2. The Long Gallery [+]

Royal Pavilion and Brighton Museum, website images, 2014

Historic Image

Nash view of the Long Gallery, 1826.


As you enter the long gallery, you immediately notice the contrast with the Entrance Hall. Wherever you look, the décor is far more elaborate. Everything is inspired by China, from the wallpaper decorated with bamboo plants to the Chinese figures standing along the length of the room.

The man responsible for this extraordinary building was George, Prince of Wales. He was born in 1762, the oldest son of George III, the so-called “mad” king. He was made Prince Regent in 1811 to carry out royal functions after his father became too ill to perform them himself.

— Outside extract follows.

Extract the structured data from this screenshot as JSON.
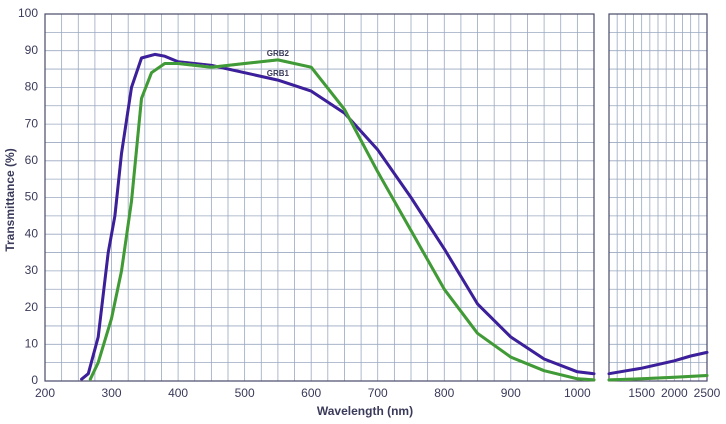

On his father’s death in 1820 he was crowned King George IV.

George’s relationship with his father was not a happy one, and as a young man he frequently visited the fashionable seaside resort at Brighton, partly to escape his father’s scrutiny, partly to enjoy its sea air and sea water cures, and partly to enjoy the company of his two pleasure-loving uncles, the Dukes of Cumberland and Gloucester.

The Pavilion is full of Chinese-inspired decoration known by the French word chinoiserie, which was very popular in England in the 18th century. The Pavilion was the first building in Britain where Chinese-inspired decoration is used throughout, rather than in just one or two rooms. George perhaps liked to see himself as a Chinese emperor, and this was part of his court, complete with courtiers in the form of the small Chinese figures with nodding heads. Or perhaps it was partly to annoy his conservative father.

Chinese nodding figures

There is nothing quite as intriguing as the Chinese nodding figures in the Long Gallery. Made in about 1805 to 1810 in Canton for export to the West, they’re constructed of bamboo, paper and unfired clay, which was then painted with water- soluble paint. They can represent mandarins, court officials, jesters or traders. George had no fewer than 39 nodding figures and they were treated more as amusements than as works of art. The Royal Pavilion has one of the largest collection of these figures anywhere, many generously lent by HM the Queen.